Des épidémiologistes américaines ont épluché la littérature scientifique pour faire la synthèse des connaissances dans ce domaine. Elles n’apportent pas de réponse à la question, mais elles proposent des pistes qui pourraient permettre la mise en place de systèmes de biosurveillance.Le cancer du sein est, chez les femmes, le plus fréquent et le plus mortel de tous les cancers. Il est donc important de connaître ses facteurs de risque. Un certain nombre d’entre eux –liés à la génétique, à la reproduction, aux hormones, à la sédentarité, à l’alcool notamment– ont été clairement identifiés. Mais la liste ne renferme aucun produit chimique présent dans notre environnement. Si l’on suspecte certains d’entre eux de jouer un rôle dans le cancer du sein, on ne sait pas lesquels agissent, ni à quelle dose ils le font.
C’est dans ce cadre que s’inscrit une intéressante étude publiée récemment par des épidémiologistes américaines dans la revue Environmental Health Perspectives. Cet article, très fouillé, ne répond pas véritablement à la question, mais il ouvre des pistes de recherche pour les chercheurs.
Dix-sept catégories de produits potentiellement cancérigènes
Les quatre chercheuses du Silent Spring Institute, dans le Massachusetts, se sont livrées à un travail de fourmi. Elles ont en effet analysé la littérature médicale et répertorié tous les produits chimiques connus pour avoir un effet cancérigène sur les rongeurs. Puis elles ont essayé de faire un parallèle avec les études épidémiologiques concernant les êtres humains.
Cela les a conduites à regrouper les produits chimiques en dix-sept catégories qu’elles jugent «prioritaires», car les femmes y sont le plus souvent exposées. De nombreux domaines de notre vie quotidienne sont concernés, puisqu’on trouve notamment dans cette liste des substances présentes dans les gaz d’échappement des véhicules, dans les textiles antitaches, dans les produits antifeu (contenus par exemple dans les canapés), dans les décapants pour peinture ou dans des dérivés de désinfectants utilisés pour le traitement de l’eau potable. Ces produits, avec lesquels les femmes sont fréquemment en contact, favorisent-ils pour autant le cancer du sein? Sur ce point, les auteures de l’article ne se prononcent pas.

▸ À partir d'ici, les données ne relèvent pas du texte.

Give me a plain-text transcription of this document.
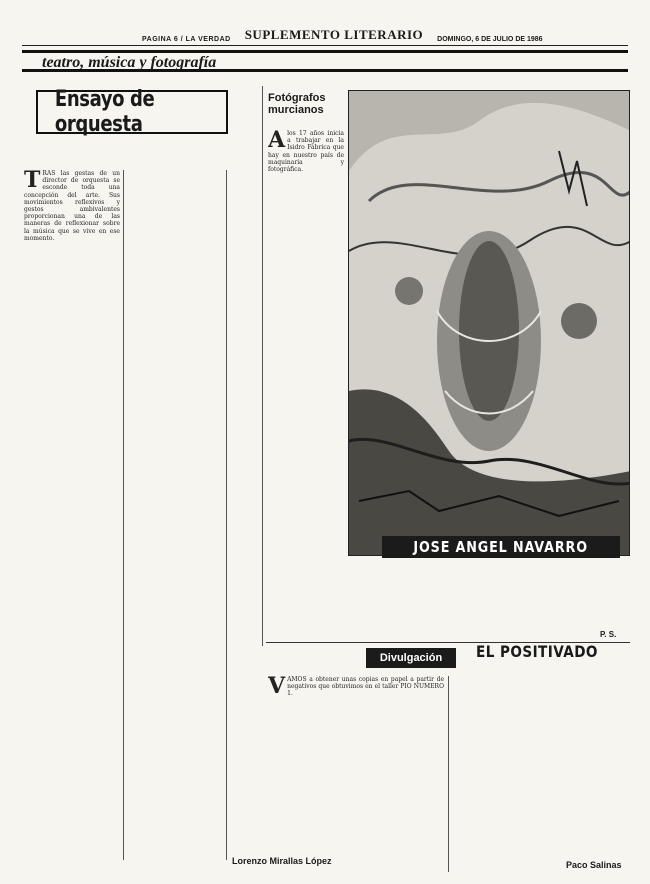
PAGINA 6 / LA VERDAD SUPLEMENTO LITERARIO DOMINGO, 6 DE JULIO DE 1986
teatro, música y fotografía
Ensayo de orquesta

TRAS las gestas de un director de orquesta se esconde toda una concepción del arte. Sus movimientos reflexivos y gestos ambivalentes proporcionan una de las maneras de reflexionar sobre la música que se vive en ese momento.

Lorenzo Mirallas López
Fotógrafos murcianos

Alos 17 años inicia a trabajar en la Isidro Fábrica que hay en nuestro país de maquinaria y fotográfica.

JOSE ANGEL NAVARRO
P. S.
Divulgación	EL POSITIVADO

VAMOS a obtener unas copias en papel a partir de negativos que obtuvimos en el taller PIO NUMERO 1.

Paco Salinas
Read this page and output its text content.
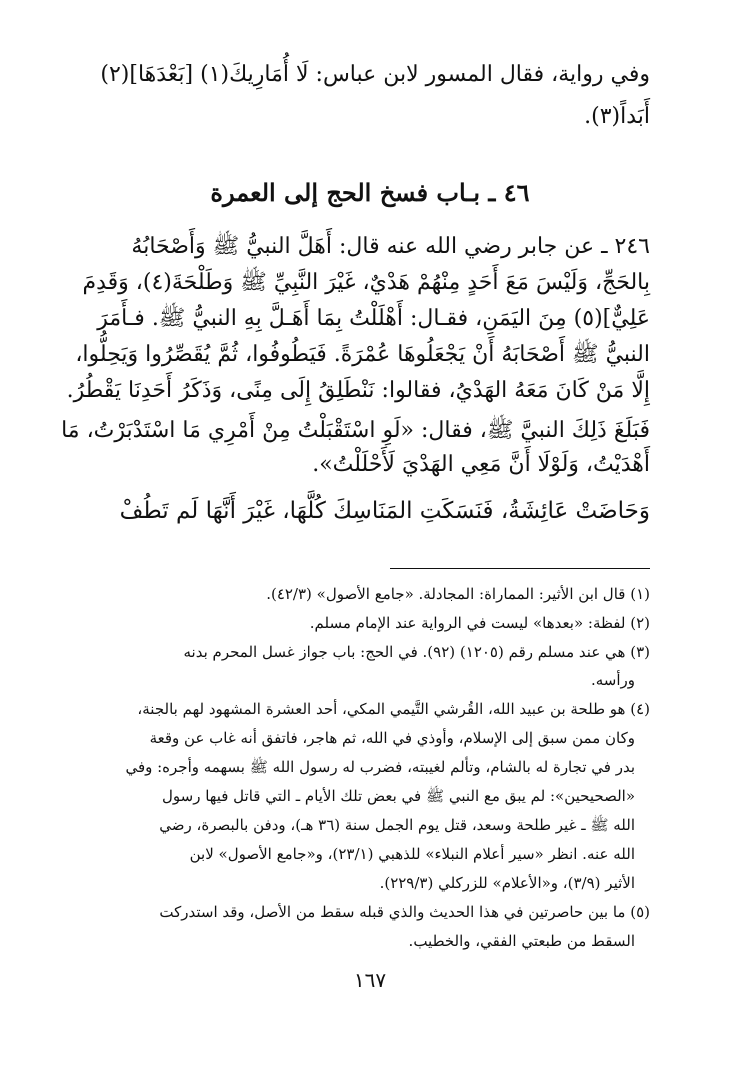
وفي رواية، فقال المسور لابن عباس: لَا أُمَارِيكَ(١) [بَعْدَهَا](٢)
أَبَداً(٣).
٤٦ ـ بـاب فسخ الحج إلى العمرة
٢٤٦ ـ عن جابر رضي الله عنه قال: أَهَلَّ النبيُّ ﷺ وَأَصْحَابُهُ
بِالحَجِّ، وَلَيْسَ مَعَ أَحَدٍ مِنْهُمْ هَدْيٌ، غَيْرَ النَّبِيِّ ﷺ وَطَلْحَةَ(٤)، وَقَدِمَ
عَلِيٌّ](٥) مِنَ اليَمَنِ، فقـال: أَهْلَلْتُ بِمَا أَهَـلَّ بِهِ النبيُّ ﷺ. فـأَمَرَ
النبيُّ ﷺ أَصْحَابَهُ أَنْ يَجْعَلُوهَا عُمْرَةً. فَيَطُوفُوا، ثُمَّ يُقَصِّرُوا وَيَحِلُّوا،
إِلَّا مَنْ كَانَ مَعَهُ الهَدْيُ، فقالوا: نَنْطَلِقُ إِلَى مِنًى، وَذَكَرُ أَحَدِنَا يَقْطُرُ.
فَبَلَغَ ذَلِكَ النبيَّ ﷺ، فقال: «لَوِ اسْتَقْبَلْتُ مِنْ أَمْرِي مَا اسْتَدْبَرْتُ، مَا
أَهْدَيْتُ، وَلَوْلَا أَنَّ مَعِي الهَدْيَ لَأَحْلَلْتُ».
وَحَاضَتْ عَائِشَةُ، فَنَسَكَتِ المَنَاسِكَ كُلَّهَا، غَيْرَ أَنَّهَا لَم تَطُفْ
(١) قال ابن الأثير: المماراة: المجادلة. «جامع الأصول» (٤٢/٣).
(٢) لفظة: «بعدها» ليست في الرواية عند الإمام مسلم.
(٣) هي عند مسلم رقم (١٢٠٥) (٩٢). في الحج: باب جواز غسل المحرم بدنه
ورأسه.
(٤) هو طلحة بن عبيد الله، القُرشي التَّيمي المكي، أحد العشرة المشهود لهم بالجنة،
وكان ممن سبق إلى الإسلام، وأوذي في الله، ثم هاجر، فاتفق أنه غاب عن وقعة
بدر في تجارة له بالشام، وتألم لغيبته، فضرب له رسول الله ﷺ بسهمه وأجره: وفي
«الصحيحين»: لم يبق مع النبي ﷺ في بعض تلك الأيام ـ التي قاتل فيها رسول
الله ﷺ ـ غير طلحة وسعد، قتل يوم الجمل سنة (٣٦ هـ)، ودفن بالبصرة، رضي
الله عنه. انظر «سير أعلام النبلاء» للذهبي (٢٣/١)، و«جامع الأصول» لابن
الأثير (٣/٩)، و«الأعلام» للزركلي (٢٢٩/٣).
(٥) ما بين حاصرتين في هذا الحديث والذي قبله سقط من الأصل، وقد استدركت
السقط من طبعتي الفقي، والخطيب.
١٦٧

Dans ce domaine, tout est une question de dose à laquelle les individus sont exposés. Le problème est donc de déterminer à partir de quelle concentration, dans l’air ou dans l’eau, une substance est réellement cancérigène pour l’être humain. L’un des mérites de cette étude est «d’avoir mis en évidence nos lacunes qui, en la matière, sont considérables», commente Fabio Levi, médecin-chef de l’unité d’épidémiologie du cancer de l’Institut universitaire de médecine sociale et préventive du Centre hospitalier universitaire vaudois (CHUV) et de l’Université de Lausanne.
Pistes ouvertes pour la biosurveillance
Les épidémiologistes américaines ont fait plus encore. Elles ont répertorié un certain nombre de biomarqueurs –c’est-à-dire des substances chimiques ou des produits issus de leur transformation par l’organisme– dont on pourrait mesurer la trace dans le sang ou dans l’urine. «Elles ouvrent ainsi des pistes qui pourraient permettre d’installer un système de biosurveillance», précise Fabio Levi. Il faudrait pour cela mener des enquêtes dans des populations féminines pour analyser dans leur sang ou leur urine différents biomarqueurs dont on suivrait l’évolution et, en parallèle, mesurer les doses de produits chimiques présents dans l’environnement de ces femmes. Ce serait un bon moyen d’essayer de voir si telle substance augmente le risque de cancer du sein.
Toutefois, la tâche n’est pas simple. Si les professionnels d’un secteur peuvent être soumis à de grandes quantités du produit qu’ils fabriquent ou qu’ils manient, «la population dans son ensemble est généralement exposée à des doses nettement plus faibles, ce qui pose des difficultés pour les études statistiques», constate le médecin du CHUV.
Quoi qu’il en soit, cette étude américaine «présente de manière synthétique et claire des données qui seront très utiles aux épidémiologistes étudiant les risques environnementaux. Nous allons tous probablement les exploiter», constate Fabio Levi.
Ce n’est qu’ensuite qu’il sera peut-être possible, au nom du principe de précaution, de fixer des normes limitant l’émission dans l’environnement de tel ou tel produit chimique dont le caractère cancérigène pour les femmes sera avéré.